[Info-vax] swap and page files
Bill Gunshannon
billg999 at cs.uofs.edu
Tue Jan 1 13:41:43 EST 2013
In article <h_mdnQl39b7-kH_NnZ2dnUVZ_qydnZ2d at giganews.com>,
"Richard B. Gilbert" <rgilbert88 at comcast.net> writes:
> On 12/30/2012 6:10 AM, Paul Sture wrote:
>> --
>> Paul Sture
>
> Any language is easy if you are between the ages of two years and
> about five or six years. We are programmed to learn one or more
> languages in those years.
Reality tends to prove otherwise.
>
> I was born during World War Two and travel to both Europe and the
> "far east" was severely restricted! I was introduced to Spanish in
> ninth grade. German was what I wanted but very few people care what you
> want. "You must study a foreign language.
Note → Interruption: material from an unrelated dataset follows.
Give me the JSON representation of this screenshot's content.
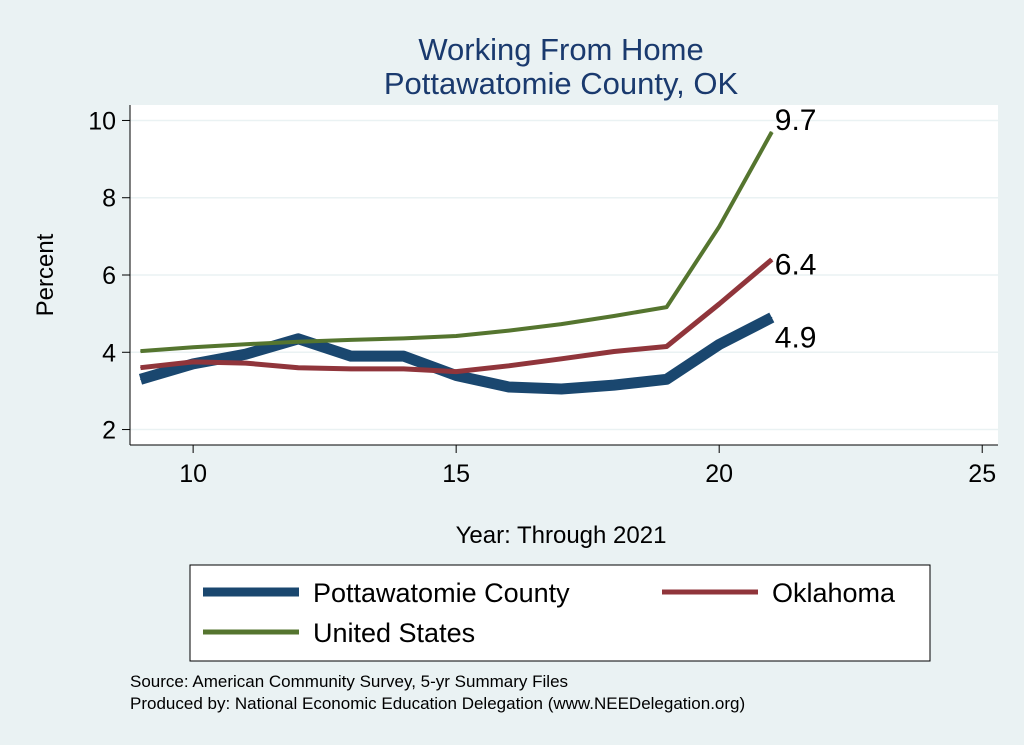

Your options are French or
> Spanish." I chose
> Spanish.
>
> The following year I attended a different school.
> "No, you can't waste that year of Spanish!" "No, you may not
> study both Spanish and German!" <sigh!!!!> My teachers
> could not explain WHY Spanish needed both "Ser" and "Estar", both
> of which translate to the English the verb "to be"!
>
> When I finished U.S. Army Training, the powers saw fit to send me to
> Japan. My second overseas assignment was in Turkey.
>
> For a few years, I could order a beer in five languages:
> English, Spanish, German, Japanese, and Turkish!
In High School, after my mandatory two years of Latin (which tells you
how old I am!) I was told I had no apptitude for languages so was not
allowed to study any. After High School I went in the Army. I qualified
every school but the Defense Language Institute as my DLAT score said,
you guessed it, no apptitude for languages. One year into my first Army
tour I was sent to Germany. I chose to not live in the barracks (and
EM Club) like most of my peers and spent most of my time among Germans.
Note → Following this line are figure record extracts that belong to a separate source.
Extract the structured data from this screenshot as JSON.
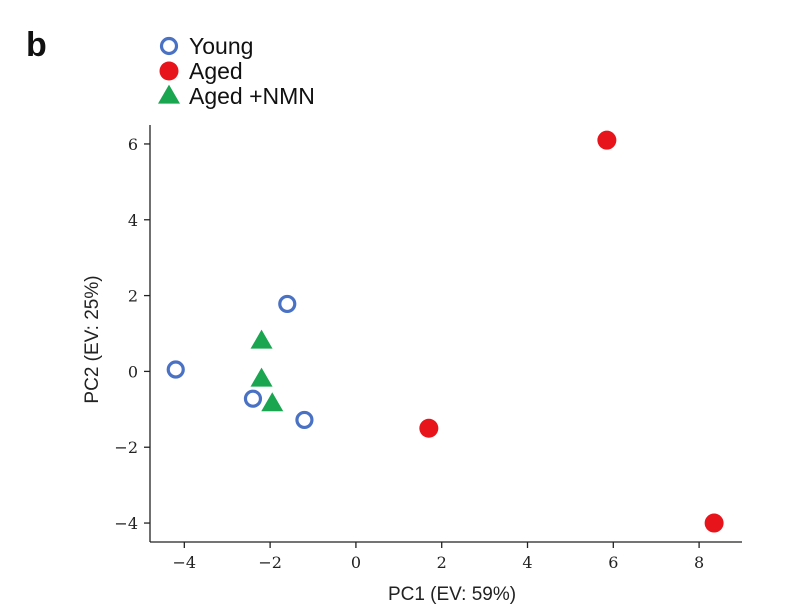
{
  "panel_label": "b",
  "chart_data": {
    "type": "scatter",
    "xlabel": "PC1 (EV: 59%)",
    "ylabel": "PC2 (EV: 25%)",
    "xlim": [
      -4.8,
      9.0
    ],
    "ylim": [
      -4.5,
      6.5
    ],
    "xticks": [
      -4,
      -2,
      0,
      2,
      4,
      6,
      8
    ],
    "yticks": [
      -4,
      -2,
      0,
      2,
      4,
      6
    ],
    "xtick_labels": [
      "−4",
      "−2",
      "0",
      "2",
      "4",
      "6",
      "8"
    ],
    "ytick_labels": [
      "−4",
      "−2",
      "0",
      "2",
      "4",
      "6"
    ],
    "grid": false,
    "legend_position": "top-left",
    "series": [
      {
        "name": "Young",
        "marker": "open-circle",
        "color": "#4a72c4",
        "points": [
          [
            -4.2,
            0.05
          ],
          [
            -1.6,
            1.78
          ],
          [
            -2.4,
            -0.72
          ],
          [
            -1.2,
            -1.28
          ]
        ]
      },
      {
        "name": "Aged",
        "marker": "filled-circle",
        "color": "#e8141b",
        "points": [
          [
            5.85,
            6.1
          ],
          [
            1.7,
            -1.5
          ],
          [
            8.35,
            -4.0
          ]
        ]
      },
      {
        "name": "Aged +NMN",
        "marker": "triangle",
        "color": "#1aa650",
        "points": [
          [
            -2.2,
            0.8
          ],
          [
            -2.2,
            -0.2
          ],
          [
            -1.95,
            -0.85
          ]
        ]
      }
    ]
  }
}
After about 6 months I could converse freely in restaurants and clubs.
I spoke with enough of a dialect that on trips away from my base (I
went often to Garmisch for Winter Sports) people could tell wehere I
was from in Germany. By the time I left Germany, I could speak, read,
write and thoroughly understand German. (and a little Italian, French
and Russian) Came home, went back to Germany (again with the Army) 4
years later. This time I was not stationed with Americans so I was
even more immersed in Germany. Developed my German considerably. Came
back 3 years later. 15 years later I started taking German in college.
Instead of the usual "What I did this summer" essays I was writting
philosophical papers on subjects like Rassismus and "Die Mauer im Kopf".
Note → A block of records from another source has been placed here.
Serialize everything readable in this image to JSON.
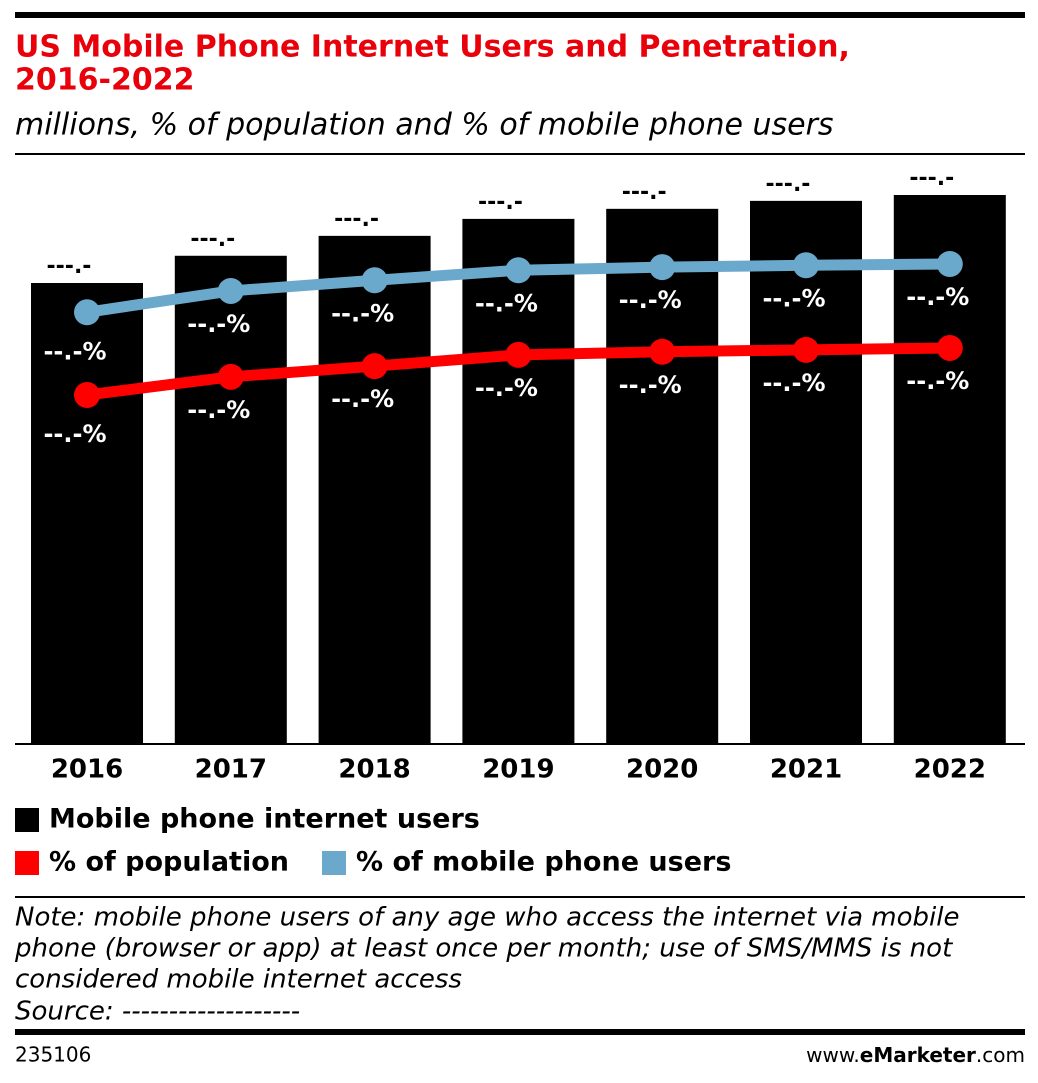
{
  "chart_data": {
    "type": "bar_line",
    "title_lines": [
      "US Mobile Phone Internet Users and Penetration,",
      "2016-2022"
    ],
    "subtitle": "millions, % of population and % of mobile phone users",
    "categories": [
      "2016",
      "2017",
      "2018",
      "2019",
      "2020",
      "2021",
      "2022"
    ],
    "series": [
      {
        "name": "Mobile phone internet users",
        "type": "bar",
        "color": "#000000",
        "values": [
          220.0,
          233.0,
          242.5,
          250.6,
          255.4,
          259.2,
          262.0
        ],
        "value_labels": [
          "---.-",
          "---.-",
          "---.-",
          "---.-",
          "---.-",
          "---.-",
          "---.-"
        ]
      },
      {
        "name": "% of population",
        "type": "line",
        "axis": "y2",
        "color": "#ff0000",
        "values": [
          68.6,
          71.5,
          73.2,
          75.0,
          75.5,
          75.8,
          76.1
        ],
        "value_labels": [
          "--.-%",
          "--.-%",
          "--.-%",
          "--.-%",
          "--.-%",
          "--.-%",
          "--.-%"
        ]
      },
      {
        "name": "% of mobile phone users",
        "type": "line",
        "axis": "y2",
        "color": "#6aa9cc",
        "values": [
          81.8,
          85.2,
          86.9,
          88.5,
          89.0,
          89.3,
          89.5
        ],
        "value_labels": [
          "--.-%",
          "--.-%",
          "--.-%",
          "--.-%",
          "--.-%",
          "--.-%",
          "--.-%"
        ]
      }
    ],
    "note_lines": [
      "Note: mobile phone users of any age who access the internet via mobile",
      "phone (browser or app) at least once per month; use of SMS/MMS is not",
      "considered mobile internet access"
    ],
    "source": "Source: -------------------",
    "chart_id": "235106",
    "site_prefix": "www.",
    "site_brand": "eMarketer",
    "site_suffix": ".com"
  }
}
Today I am fluent in German, listen to German radio everyday in my home
and all this from someone with no apptitude for languages. Oh yeah, while
no where near fluent I get by in French and can still understand some
Italian, Russian and Spanish. I tried Arabic, but there is a real killer!!
bill
--
Bill Gunshannon | de-moc-ra-cy (di mok' ra see) n. Three wolves
billg999 at cs.scranton.edu | and a sheep voting on what's for dinner.